The temporary change in the b-value for the period 1964–2020 shows a minimum in the value of b (b = 1.35), preceding the earthquake of April 1, 2011 (Ml = 6.2) by about 7 years.

Large decreases in the value of b possibly associated with increasing effective levels of stress before major earthquakes. These significant decreases in the value of b can lead to an increase in effective stress before major events. An increase in the b-value after these earthquakes may mean an increase in the heterogeneity of the earth’s crust and a decrease in shear stress.

The change in the spatial distribution of the b value before the earthquake shows that the area with an abnormally low value of b covers the epicenter of the studied earthquake.

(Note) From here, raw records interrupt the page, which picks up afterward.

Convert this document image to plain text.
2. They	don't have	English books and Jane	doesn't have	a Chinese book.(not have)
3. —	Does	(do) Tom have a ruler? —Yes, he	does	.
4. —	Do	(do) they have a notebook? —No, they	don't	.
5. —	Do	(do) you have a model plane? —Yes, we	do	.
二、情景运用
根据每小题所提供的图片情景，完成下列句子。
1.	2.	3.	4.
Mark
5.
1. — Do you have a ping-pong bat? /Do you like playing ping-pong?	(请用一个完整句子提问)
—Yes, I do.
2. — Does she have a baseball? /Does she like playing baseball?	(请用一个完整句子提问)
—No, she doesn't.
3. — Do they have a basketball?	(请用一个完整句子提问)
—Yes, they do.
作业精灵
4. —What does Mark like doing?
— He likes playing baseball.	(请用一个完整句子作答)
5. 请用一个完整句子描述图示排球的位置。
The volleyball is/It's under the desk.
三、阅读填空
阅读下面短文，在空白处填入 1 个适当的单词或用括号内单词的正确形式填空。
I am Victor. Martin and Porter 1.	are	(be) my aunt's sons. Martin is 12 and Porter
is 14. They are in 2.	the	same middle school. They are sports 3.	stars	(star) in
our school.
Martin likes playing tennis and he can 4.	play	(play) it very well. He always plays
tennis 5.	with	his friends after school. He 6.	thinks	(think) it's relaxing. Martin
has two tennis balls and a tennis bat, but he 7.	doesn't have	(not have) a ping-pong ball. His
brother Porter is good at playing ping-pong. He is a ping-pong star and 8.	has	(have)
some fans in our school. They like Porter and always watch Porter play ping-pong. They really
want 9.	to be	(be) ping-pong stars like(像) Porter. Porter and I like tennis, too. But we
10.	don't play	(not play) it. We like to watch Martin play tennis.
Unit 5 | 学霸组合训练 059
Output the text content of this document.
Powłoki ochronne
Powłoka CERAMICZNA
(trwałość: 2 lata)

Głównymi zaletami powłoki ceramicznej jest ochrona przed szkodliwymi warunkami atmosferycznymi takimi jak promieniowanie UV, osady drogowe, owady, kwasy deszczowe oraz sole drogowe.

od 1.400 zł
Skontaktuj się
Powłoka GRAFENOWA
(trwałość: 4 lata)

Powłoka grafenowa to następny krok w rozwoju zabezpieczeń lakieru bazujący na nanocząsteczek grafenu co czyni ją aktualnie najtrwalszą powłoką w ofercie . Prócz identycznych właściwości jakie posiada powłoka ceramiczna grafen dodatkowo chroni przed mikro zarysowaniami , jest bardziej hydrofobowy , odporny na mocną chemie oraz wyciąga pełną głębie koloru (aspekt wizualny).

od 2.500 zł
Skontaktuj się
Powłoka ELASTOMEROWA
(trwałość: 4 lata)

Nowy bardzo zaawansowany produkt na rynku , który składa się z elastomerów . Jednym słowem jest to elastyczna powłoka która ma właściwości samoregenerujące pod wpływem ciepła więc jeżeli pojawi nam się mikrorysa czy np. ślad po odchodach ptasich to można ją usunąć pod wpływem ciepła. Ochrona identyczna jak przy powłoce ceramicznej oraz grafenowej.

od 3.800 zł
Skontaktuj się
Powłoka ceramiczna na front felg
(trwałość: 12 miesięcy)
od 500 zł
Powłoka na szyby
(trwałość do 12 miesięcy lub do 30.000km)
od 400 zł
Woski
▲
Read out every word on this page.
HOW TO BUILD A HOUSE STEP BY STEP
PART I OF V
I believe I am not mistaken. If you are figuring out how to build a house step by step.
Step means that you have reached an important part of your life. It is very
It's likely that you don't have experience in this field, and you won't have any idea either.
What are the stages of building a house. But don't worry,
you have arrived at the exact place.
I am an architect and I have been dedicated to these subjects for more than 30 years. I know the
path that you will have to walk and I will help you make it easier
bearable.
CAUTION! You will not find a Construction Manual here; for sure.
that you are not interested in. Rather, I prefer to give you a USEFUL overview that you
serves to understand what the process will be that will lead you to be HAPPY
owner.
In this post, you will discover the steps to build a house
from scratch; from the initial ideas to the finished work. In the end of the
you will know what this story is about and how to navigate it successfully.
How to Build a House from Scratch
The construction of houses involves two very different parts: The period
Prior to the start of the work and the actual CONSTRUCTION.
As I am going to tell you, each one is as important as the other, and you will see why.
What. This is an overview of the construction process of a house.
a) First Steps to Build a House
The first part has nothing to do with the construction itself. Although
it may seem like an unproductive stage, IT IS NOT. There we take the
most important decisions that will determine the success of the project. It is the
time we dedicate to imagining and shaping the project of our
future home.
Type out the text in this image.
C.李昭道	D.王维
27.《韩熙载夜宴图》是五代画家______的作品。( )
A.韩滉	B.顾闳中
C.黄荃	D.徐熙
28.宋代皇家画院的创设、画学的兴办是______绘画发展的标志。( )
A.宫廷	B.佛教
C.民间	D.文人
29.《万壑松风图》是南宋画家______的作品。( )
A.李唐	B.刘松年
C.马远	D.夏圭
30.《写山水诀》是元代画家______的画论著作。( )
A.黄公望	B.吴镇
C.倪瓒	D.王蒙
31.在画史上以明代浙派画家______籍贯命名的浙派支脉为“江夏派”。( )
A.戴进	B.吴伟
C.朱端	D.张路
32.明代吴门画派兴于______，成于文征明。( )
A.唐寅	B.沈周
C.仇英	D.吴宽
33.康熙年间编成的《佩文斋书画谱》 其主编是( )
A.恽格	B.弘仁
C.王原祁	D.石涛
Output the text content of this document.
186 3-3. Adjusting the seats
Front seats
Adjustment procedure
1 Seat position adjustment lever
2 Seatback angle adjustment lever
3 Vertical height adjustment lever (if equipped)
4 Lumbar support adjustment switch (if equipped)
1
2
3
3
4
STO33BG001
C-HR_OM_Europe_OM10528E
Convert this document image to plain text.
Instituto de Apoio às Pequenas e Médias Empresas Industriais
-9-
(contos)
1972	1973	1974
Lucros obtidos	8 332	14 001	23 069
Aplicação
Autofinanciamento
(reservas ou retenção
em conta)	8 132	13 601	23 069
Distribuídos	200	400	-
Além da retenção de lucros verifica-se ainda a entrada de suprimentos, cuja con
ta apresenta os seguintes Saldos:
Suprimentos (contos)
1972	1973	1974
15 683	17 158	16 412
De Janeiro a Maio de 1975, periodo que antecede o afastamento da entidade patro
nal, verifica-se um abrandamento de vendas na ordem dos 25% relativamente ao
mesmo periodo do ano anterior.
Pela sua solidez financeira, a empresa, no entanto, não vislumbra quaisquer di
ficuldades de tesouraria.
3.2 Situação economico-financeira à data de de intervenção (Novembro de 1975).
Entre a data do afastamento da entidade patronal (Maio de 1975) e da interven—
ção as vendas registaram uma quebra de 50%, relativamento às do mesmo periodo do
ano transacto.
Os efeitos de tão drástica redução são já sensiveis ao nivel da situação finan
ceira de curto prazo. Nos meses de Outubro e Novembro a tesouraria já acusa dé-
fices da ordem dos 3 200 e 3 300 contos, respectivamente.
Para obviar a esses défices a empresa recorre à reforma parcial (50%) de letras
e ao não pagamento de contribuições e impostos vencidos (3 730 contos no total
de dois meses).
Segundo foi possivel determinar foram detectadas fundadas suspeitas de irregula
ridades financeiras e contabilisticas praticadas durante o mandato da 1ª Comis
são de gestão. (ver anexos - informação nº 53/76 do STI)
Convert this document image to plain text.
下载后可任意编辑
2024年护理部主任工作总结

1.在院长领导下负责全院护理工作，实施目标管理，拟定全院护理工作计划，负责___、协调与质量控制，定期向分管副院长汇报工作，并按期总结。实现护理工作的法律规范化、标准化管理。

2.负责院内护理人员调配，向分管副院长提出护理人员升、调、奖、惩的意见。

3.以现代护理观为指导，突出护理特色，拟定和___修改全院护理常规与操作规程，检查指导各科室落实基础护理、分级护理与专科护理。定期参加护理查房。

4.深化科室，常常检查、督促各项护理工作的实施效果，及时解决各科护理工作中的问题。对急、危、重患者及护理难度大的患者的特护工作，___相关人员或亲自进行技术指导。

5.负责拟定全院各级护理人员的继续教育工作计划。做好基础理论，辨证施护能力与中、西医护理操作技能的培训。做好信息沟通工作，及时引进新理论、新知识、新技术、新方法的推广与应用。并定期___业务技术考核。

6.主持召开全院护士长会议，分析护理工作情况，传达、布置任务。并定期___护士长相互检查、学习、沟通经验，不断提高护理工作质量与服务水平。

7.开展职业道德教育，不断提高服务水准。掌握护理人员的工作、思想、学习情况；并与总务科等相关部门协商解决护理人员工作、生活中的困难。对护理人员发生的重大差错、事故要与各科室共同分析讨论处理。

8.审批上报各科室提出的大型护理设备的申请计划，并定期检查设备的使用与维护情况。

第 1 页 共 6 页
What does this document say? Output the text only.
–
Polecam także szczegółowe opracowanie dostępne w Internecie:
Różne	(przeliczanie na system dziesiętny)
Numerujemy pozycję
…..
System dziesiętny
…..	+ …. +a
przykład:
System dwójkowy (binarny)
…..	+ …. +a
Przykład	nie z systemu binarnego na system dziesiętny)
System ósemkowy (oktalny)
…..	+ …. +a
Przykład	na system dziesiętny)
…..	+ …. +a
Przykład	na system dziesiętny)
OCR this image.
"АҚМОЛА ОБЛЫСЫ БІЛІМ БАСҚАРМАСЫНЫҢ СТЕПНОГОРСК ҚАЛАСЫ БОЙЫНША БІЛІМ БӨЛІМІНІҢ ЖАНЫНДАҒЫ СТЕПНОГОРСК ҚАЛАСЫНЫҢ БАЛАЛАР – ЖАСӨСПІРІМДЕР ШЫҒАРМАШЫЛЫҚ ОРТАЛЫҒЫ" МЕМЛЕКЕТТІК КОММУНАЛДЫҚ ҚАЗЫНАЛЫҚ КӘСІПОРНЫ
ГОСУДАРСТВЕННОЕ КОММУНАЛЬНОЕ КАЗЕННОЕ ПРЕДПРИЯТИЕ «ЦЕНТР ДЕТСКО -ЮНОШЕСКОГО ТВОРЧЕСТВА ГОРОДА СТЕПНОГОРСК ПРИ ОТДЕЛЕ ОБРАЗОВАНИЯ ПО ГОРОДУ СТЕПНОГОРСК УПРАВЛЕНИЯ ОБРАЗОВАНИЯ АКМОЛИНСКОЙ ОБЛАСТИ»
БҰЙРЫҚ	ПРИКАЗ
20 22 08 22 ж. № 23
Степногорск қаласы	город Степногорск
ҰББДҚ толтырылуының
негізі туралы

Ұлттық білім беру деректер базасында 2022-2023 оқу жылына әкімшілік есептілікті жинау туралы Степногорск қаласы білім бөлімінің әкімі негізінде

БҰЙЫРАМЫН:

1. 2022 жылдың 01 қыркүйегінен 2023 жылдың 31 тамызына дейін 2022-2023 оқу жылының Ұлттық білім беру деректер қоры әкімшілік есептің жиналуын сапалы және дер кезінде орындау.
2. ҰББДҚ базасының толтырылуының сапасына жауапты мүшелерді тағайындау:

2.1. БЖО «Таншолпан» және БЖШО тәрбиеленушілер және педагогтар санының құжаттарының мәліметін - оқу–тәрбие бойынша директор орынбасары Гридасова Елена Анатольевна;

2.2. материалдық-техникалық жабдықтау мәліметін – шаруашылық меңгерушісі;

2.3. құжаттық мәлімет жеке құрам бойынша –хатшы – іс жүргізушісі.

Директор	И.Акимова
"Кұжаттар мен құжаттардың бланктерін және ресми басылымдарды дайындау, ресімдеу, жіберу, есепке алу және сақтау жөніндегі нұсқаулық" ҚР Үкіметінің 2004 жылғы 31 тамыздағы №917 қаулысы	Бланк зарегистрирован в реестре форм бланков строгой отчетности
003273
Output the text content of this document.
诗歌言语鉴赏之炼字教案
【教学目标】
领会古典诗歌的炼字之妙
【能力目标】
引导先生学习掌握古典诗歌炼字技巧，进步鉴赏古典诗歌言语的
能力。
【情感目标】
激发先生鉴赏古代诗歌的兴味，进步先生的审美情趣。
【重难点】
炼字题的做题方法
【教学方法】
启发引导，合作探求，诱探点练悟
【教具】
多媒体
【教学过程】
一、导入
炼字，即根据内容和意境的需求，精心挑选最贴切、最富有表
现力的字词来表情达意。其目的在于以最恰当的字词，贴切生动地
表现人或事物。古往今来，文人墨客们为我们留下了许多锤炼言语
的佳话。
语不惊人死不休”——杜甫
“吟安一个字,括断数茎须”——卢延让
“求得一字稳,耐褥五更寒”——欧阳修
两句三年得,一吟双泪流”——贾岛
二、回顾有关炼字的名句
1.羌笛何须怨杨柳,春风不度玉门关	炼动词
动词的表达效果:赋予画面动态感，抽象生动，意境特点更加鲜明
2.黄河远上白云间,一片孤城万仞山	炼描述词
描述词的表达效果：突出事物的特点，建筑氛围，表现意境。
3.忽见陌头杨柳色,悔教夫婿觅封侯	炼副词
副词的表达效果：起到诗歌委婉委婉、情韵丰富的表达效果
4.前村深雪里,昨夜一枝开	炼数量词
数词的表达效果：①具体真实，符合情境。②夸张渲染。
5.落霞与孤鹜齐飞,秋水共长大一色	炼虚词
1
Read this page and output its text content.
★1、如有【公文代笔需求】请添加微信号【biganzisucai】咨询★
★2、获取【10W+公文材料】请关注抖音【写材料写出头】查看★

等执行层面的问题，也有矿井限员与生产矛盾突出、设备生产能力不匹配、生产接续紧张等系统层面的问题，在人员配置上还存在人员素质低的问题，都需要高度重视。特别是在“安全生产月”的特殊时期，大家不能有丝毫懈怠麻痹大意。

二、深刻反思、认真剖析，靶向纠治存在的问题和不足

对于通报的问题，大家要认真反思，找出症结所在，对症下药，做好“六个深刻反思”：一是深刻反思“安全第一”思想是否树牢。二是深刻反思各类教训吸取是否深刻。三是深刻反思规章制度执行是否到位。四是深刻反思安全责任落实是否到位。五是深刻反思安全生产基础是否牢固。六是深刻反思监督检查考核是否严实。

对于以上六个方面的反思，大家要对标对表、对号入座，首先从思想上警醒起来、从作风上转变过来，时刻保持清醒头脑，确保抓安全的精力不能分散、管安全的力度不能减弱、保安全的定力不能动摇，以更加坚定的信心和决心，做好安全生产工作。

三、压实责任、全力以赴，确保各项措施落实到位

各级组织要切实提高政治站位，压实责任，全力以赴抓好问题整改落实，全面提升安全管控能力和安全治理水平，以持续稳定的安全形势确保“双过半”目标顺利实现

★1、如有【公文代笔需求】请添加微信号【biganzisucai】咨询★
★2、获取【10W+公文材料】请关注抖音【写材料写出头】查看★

These low values of b can be interpreted as a potentially locked or high-stress zone before major earthquakes.

The epicenters of the earthquakes are located in areas of relatively high value of the parameter Z ≈ 4.2, which indicates a statistically reliable determination of an area with relatively seismic “calm” before the earthquake.

Moreover, detecting these two precursory anomalies in relatively large regions might be in relevant to the preparation zone of the 2011 Crete event.

Therefore, a decrease in the value of b and seismic attenuation anomalies can be an indicator of strong stress release and these changes can be interpreted as predictors of strong seismic events in studied region.